The former England manager's time with Shanghai seemed to get off to a good start, but things took a turn after they were knocked out of the AFC Champions League by South Korea's Jeonbuk Hyundai Motors, who hammered them 5-0 in the second leg of their quarter-final tie.
The club moved quickly when the decision was made, taking to social media to thank Eriksson for his "great contribution to the team in the past two years," adding that "we sincerely hope everything goes well for Mr. Eriksson's future work and life."
The arrival of Villas-Boas was announced a few hours later, and continues the trend of big names heading to China as the country looks to grow the sport.

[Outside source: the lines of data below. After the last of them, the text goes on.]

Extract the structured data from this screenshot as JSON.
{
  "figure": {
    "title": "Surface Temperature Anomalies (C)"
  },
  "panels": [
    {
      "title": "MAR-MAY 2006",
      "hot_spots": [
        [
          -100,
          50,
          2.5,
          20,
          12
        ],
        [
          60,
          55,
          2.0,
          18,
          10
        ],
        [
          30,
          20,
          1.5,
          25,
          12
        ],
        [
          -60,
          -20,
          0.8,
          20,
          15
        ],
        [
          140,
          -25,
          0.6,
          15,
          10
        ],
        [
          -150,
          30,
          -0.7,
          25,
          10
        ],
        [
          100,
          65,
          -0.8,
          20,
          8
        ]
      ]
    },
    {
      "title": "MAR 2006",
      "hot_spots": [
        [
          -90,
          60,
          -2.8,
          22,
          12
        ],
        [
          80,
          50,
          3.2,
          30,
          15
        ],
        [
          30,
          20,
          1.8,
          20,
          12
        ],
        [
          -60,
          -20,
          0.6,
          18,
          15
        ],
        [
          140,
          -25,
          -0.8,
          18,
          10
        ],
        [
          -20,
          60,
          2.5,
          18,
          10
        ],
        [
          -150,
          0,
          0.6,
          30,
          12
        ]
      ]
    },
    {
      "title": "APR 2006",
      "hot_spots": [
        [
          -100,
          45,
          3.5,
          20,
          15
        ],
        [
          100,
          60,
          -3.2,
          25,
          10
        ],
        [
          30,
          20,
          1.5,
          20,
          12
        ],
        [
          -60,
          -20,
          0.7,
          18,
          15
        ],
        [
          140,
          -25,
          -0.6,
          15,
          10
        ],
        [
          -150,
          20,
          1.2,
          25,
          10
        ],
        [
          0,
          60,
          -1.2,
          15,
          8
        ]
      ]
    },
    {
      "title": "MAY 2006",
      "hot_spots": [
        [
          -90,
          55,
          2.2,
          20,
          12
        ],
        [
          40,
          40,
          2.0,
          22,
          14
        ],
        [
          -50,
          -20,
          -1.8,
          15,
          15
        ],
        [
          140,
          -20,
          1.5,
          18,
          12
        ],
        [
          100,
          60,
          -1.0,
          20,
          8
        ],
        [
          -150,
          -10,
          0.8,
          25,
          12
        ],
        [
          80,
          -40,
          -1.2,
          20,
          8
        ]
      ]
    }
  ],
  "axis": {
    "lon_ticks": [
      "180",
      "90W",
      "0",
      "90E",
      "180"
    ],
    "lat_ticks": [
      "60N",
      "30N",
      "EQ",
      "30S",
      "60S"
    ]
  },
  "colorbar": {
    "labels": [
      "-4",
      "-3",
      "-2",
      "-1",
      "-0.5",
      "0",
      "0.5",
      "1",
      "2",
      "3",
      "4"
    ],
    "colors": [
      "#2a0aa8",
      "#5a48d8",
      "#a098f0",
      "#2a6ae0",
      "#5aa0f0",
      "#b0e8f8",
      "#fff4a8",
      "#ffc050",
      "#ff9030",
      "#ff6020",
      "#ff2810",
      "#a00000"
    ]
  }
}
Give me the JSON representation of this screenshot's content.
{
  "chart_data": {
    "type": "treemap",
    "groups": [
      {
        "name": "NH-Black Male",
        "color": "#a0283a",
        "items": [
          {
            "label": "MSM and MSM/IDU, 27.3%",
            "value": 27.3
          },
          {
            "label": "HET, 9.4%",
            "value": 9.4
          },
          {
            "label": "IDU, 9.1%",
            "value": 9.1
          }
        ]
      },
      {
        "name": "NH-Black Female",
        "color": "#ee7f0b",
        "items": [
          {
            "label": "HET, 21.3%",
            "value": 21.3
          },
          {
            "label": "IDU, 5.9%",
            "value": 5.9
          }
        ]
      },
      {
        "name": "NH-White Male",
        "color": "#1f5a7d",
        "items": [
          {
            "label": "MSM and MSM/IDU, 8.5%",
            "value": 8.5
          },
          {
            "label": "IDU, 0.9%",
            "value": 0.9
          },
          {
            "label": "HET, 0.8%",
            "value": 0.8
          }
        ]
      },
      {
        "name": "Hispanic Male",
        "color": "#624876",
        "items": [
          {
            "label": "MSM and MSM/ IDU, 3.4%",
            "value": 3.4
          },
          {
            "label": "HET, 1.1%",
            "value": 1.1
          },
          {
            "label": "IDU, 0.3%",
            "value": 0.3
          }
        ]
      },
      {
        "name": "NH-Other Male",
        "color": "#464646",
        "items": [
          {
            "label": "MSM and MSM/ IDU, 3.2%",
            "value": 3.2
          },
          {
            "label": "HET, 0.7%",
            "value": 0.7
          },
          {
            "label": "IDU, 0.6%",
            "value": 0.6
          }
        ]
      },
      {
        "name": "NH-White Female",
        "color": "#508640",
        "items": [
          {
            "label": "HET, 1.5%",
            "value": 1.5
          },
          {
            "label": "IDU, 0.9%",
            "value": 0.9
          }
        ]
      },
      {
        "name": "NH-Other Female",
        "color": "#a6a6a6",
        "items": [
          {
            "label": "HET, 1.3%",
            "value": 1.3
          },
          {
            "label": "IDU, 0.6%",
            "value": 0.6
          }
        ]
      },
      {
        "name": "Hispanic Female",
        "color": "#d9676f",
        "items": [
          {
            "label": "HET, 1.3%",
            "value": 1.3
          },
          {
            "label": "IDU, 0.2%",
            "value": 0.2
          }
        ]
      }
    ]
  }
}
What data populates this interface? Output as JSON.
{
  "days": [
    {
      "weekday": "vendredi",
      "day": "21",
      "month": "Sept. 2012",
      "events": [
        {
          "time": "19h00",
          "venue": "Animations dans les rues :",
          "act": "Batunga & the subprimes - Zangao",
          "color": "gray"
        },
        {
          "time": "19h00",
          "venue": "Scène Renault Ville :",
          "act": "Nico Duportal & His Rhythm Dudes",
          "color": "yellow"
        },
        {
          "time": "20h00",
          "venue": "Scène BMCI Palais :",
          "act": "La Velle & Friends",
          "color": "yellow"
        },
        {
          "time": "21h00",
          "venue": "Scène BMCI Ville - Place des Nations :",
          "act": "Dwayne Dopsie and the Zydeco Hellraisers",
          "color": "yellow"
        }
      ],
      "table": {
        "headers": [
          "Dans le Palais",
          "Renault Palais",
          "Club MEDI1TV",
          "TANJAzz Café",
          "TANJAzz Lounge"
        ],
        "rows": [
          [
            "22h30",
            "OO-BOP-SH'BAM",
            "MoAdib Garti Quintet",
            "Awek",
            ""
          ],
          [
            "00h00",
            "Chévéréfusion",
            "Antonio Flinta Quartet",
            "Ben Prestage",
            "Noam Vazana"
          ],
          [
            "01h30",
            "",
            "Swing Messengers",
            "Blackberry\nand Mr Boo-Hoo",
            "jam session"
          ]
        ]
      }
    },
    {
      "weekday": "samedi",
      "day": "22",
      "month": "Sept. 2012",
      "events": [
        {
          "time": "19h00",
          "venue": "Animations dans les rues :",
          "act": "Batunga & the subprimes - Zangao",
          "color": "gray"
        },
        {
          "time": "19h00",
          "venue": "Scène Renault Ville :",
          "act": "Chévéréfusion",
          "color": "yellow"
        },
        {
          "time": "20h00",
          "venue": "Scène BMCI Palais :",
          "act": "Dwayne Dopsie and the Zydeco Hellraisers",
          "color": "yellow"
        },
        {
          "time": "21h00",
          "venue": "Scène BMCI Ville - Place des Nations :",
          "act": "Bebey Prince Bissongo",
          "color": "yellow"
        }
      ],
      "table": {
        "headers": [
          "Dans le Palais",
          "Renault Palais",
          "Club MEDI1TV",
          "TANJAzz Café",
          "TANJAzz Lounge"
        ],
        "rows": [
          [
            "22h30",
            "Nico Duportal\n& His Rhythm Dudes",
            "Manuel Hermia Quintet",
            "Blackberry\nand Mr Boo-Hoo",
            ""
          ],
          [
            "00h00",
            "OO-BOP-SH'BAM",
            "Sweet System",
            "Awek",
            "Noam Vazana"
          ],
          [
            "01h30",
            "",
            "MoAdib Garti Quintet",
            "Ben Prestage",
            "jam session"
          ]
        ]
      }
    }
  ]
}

Speaking to Newstalk, Chris Atkins, a player agent based in China, said that the interest in football is important not just for fans who love the game, but also economically for the country on a global scale.
"It makes clever economic sense to branch out into sports, and football has the best global appeal - every country in the world has a big interest in football - and if China can develop its own league and host the World Cup, which is a stated ambition of the president, then there will be a lot of eyes on China's development."